Like the challenges that have come before – to agree to a ban of antipersonnel mines, to negotiate the mine ban treaty in a year, to accept deadlines for stockpile destruction and clearance, etc. – there is no guarantee of success. But we strongly believe that with enough hard work and determination, it can be done. And we are asking others to join us in expressing that same faith in our collective capacity.
Many states will have no problem finishing within a decade or even sooner, including all current States Parties with remaining stockpiles. All current mine-affected States Parties have original or extended legal clearance deadlines that fall before 2024, so they should already be planning for completion within the decade even if they have the legal right to seek more time. States are already moving toward integrating victim assistance into broader, more sustainable systems, even if some have a ways yet to go. Given the powerful stigma that already exists against the use of antipersonnel mines, it is plausible that we see no more use anywhere within a decade.
At the same time, we recognize that in some states, things will need to change before a 10-year target can be met, be they adapting methodologies, creating new funding strategies, or increasing national political support. On the other hand, barring prolonged armed conflict that limits access to mine-affected areas, there seems no reason why any state could not meet the 10 year mark if it fully embraces the goal.
Some states have already picked up the challenge and run with it. Mozambique, as President Designate of the Third Review Conference, was the first to suggest completion as a theme for the Conference. Strongly supported by the Netherlands and others, it put in its draft Maputo Action Plan that States Parties “strive to… complete implementation of their respective time-bound obligations under the Convention by 2025.” And Mozambique is doing its best to complete its own clearance program by the end of this year. Other states have told us they will indeed come to Maputo with a promise to complete remaining treaty obligations by a specific date.
On the other hand, there have been a few naysayers arguing that a 10-year goal is not feasible. Or that it will prevent getting more states to join the treaty. The logic of these arguments escapes me, but the lack of vision is even more difficult to understand. Why not aim as high as possible now, while international political and financial support for the treaty is still relatively strong, and our end goals are finally within sight? Why not encourage all current States Parties to work harder and better so all contaminated land can be released for safe use within 10 years? Why not try to ensure that within a decade states have a sustainable system in place to truly meet the needs and protect the rights of landmine victims? Why not try as hard as humanly possible to ensure there is no more use of antipersonnel mines by anyone, anywhere, in as little time as possible?
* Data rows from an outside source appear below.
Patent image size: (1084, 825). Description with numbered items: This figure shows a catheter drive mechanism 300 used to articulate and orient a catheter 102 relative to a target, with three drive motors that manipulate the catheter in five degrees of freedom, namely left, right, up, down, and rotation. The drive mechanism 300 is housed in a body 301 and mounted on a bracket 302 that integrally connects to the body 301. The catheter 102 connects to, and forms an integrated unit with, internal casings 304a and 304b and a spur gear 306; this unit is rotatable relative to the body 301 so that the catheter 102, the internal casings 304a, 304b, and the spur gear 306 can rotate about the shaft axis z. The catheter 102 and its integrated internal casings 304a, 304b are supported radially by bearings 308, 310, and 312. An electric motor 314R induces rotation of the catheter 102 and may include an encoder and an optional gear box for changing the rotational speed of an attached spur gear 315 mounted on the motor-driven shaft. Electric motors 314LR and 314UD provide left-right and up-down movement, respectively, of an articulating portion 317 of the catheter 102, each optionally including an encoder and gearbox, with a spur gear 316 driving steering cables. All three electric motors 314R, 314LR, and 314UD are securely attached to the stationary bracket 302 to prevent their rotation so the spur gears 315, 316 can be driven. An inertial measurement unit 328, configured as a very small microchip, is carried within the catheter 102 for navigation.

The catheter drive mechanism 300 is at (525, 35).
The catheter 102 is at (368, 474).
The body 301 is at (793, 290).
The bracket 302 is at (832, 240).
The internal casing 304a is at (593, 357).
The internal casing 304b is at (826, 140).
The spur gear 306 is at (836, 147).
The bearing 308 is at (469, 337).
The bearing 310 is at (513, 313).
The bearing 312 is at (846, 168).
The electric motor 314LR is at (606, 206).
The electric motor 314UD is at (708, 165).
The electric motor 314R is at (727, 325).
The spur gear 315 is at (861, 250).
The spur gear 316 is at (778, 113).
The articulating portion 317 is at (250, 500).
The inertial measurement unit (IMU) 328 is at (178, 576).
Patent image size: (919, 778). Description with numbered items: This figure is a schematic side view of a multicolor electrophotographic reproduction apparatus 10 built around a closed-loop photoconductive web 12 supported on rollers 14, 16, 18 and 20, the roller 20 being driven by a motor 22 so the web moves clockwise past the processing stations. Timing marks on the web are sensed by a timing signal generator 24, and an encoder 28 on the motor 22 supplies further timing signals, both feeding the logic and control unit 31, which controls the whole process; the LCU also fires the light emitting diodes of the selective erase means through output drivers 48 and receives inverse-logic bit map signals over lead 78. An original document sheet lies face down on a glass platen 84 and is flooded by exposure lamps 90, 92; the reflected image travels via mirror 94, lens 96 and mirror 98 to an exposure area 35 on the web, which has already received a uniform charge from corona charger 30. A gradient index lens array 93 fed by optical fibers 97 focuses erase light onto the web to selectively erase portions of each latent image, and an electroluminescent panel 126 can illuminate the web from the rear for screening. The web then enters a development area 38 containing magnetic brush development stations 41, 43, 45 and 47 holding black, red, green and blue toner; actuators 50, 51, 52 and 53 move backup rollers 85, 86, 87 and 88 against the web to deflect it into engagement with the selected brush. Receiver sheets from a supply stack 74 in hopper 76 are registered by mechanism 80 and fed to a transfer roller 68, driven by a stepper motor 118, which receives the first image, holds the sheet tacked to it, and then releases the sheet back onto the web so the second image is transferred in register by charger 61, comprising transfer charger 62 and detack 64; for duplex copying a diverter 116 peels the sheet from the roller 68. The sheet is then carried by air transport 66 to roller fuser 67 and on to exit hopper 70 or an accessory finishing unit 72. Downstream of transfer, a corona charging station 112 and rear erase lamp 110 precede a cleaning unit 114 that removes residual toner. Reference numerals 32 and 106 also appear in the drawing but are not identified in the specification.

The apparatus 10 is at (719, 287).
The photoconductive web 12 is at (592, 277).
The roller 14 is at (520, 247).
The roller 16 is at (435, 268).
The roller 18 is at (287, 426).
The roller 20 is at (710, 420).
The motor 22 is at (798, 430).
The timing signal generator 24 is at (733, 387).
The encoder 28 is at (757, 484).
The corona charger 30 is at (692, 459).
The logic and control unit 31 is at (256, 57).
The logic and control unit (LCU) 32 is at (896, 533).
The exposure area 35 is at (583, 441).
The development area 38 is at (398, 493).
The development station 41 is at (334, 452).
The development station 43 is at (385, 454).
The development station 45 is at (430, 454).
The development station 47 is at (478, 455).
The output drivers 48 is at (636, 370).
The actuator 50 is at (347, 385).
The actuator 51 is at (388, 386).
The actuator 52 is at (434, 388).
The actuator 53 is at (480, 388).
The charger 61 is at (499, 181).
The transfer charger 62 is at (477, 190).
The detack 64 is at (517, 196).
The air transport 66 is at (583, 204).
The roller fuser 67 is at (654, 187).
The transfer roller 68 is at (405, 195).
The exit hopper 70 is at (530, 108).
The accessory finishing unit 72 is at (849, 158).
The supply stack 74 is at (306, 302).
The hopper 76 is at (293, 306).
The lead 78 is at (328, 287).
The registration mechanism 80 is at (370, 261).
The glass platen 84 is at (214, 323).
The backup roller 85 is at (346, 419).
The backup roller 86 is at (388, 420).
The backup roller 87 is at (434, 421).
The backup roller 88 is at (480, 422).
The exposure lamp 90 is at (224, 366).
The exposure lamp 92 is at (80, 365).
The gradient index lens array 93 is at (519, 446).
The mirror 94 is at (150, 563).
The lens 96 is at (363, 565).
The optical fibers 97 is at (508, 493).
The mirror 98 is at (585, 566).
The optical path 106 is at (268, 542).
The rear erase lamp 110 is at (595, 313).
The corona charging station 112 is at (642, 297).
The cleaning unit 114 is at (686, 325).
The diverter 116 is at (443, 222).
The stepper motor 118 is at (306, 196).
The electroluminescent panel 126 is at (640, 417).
Fifteen years after the Mine Ban Treaty came into force, its future path is at a new juncture. Progress on the treaty may plod along, or even slowly decline, leaving communities alone to deal with the consequences of new use or past contamination. Or we can all commit to redouble our efforts in order to finish the job within an ambitious timeframe. We owe it to those who dreamed of a ban 20 years ago to see it through. And we owe it to the landmine survivors, to their families, and to their communities to make the promise of the treaty a reality for all, without waiting any longer.